FDA Enforcement Class II Terminated

Monoject Hypodermic Safety Needle 25G x 5/8" Item Code 1182558 - Product Usage: used for general purpose injection and aspiration of fluids from vials, ampules and parts of the body below the surface of the skin.

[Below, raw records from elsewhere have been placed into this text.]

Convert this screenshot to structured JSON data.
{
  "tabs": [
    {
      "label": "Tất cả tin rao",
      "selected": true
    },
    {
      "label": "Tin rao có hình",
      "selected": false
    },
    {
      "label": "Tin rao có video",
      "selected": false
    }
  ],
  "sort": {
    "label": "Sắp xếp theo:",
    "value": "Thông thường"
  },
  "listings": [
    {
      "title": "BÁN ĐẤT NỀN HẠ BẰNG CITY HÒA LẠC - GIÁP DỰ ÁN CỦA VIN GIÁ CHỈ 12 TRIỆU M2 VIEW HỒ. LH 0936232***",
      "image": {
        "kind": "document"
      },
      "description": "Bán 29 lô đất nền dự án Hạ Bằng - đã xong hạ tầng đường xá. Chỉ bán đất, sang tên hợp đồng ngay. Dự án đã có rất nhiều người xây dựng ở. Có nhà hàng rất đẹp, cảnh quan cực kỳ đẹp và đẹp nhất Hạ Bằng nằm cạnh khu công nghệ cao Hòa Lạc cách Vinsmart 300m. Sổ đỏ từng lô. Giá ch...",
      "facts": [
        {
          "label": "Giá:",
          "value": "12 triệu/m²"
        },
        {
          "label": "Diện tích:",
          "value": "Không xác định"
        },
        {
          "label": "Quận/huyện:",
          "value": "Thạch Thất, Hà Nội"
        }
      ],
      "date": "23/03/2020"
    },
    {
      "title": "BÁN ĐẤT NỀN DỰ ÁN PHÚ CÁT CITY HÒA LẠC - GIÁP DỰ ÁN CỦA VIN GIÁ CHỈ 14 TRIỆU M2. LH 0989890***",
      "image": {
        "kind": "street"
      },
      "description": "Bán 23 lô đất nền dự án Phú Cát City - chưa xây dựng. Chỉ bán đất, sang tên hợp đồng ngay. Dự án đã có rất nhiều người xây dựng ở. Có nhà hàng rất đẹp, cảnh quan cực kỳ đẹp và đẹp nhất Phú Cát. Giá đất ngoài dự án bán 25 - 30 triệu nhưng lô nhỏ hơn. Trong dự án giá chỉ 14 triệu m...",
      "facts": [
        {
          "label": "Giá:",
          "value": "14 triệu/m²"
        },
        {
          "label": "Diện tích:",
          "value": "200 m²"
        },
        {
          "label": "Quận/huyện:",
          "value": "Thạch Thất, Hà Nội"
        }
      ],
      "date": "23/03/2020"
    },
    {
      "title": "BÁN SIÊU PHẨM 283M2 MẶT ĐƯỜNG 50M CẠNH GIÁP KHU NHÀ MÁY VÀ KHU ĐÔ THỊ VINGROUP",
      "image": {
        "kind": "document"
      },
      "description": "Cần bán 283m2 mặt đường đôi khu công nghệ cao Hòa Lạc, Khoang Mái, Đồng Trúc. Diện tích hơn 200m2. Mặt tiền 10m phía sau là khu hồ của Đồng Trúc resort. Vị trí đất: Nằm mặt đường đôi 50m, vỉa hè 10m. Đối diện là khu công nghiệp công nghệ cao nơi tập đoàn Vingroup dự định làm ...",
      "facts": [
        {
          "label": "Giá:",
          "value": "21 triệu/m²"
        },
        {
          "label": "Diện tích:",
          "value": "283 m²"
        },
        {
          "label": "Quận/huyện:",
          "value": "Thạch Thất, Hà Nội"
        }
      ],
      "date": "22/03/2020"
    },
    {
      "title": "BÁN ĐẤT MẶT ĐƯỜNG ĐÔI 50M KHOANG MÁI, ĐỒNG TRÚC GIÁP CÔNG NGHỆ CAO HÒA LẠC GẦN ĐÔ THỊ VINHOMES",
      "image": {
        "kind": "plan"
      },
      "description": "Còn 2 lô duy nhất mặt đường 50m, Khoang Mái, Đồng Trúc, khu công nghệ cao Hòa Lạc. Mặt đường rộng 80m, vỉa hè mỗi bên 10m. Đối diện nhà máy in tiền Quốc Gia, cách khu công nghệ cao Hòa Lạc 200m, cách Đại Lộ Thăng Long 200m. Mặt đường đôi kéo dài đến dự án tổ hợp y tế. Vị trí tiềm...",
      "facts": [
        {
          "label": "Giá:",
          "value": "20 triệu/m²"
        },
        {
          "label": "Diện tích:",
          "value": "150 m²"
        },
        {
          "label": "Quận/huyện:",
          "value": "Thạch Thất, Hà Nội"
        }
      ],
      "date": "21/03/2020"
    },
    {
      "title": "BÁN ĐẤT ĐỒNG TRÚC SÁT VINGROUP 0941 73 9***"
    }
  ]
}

Recall: Z-1455-2020 · Reported March 18, 2020

Enforcement

Recall Number
Z-1455-2020
Event ID
84779
Classification
Class II
Status
Terminated
Product Type
Devices
Firm
Cardinal Health 200, LLC
Voluntary / Mandated
Voluntary: Firm initiated
Initial Notification
Letter
Report Date
March 18, 2020
Initiation Date
January 15, 2020
Classification Date
March 9, 2020
Termination Date
December 4, 2020
Address
15 Hampshire St Bldg 5, Mansfield, MA, 02048-1113, United States

Description

Monoject Hypodermic Safety Needle 25G x 5/8" Item Code 1182558 - Product Usage: used for general purpose injection and aspiration of fluids from vials, ampules and parts of the body below the surface of the skin.

Reason

Non-sterile product was shipped to customers. Product package is labeled as both "STERILE" and "NON-STERILR" ; the product did not undergo sterilization process and is non-sterile. The usage of a needle that is not sterile could result in infection. Firm is not aware of any reports of patient harm.

Code Info

Lot No. 15063004, Item Code 1182558, Expires 5/31/2020

Distribution

Worldwide distributions - US Nationwide distributions in the states of AK, AL, AR, AZ, CA, CO, CT, DC, DE, FL, GA, HI, IA, ID, IL, IN, KS, KY, LA, MA, MD, ME, MI, MN, MO, MS, MT, NC, ND, NE, NH, NJ, NM, NV, NY, OH, OK, OR, PA, SC, SD, TN, TX, UT, VA, WA, WI, WV, and countries of Canada, Australia, South Africa, Belgium, Germany, Ireland, Portugal Spain, and UK.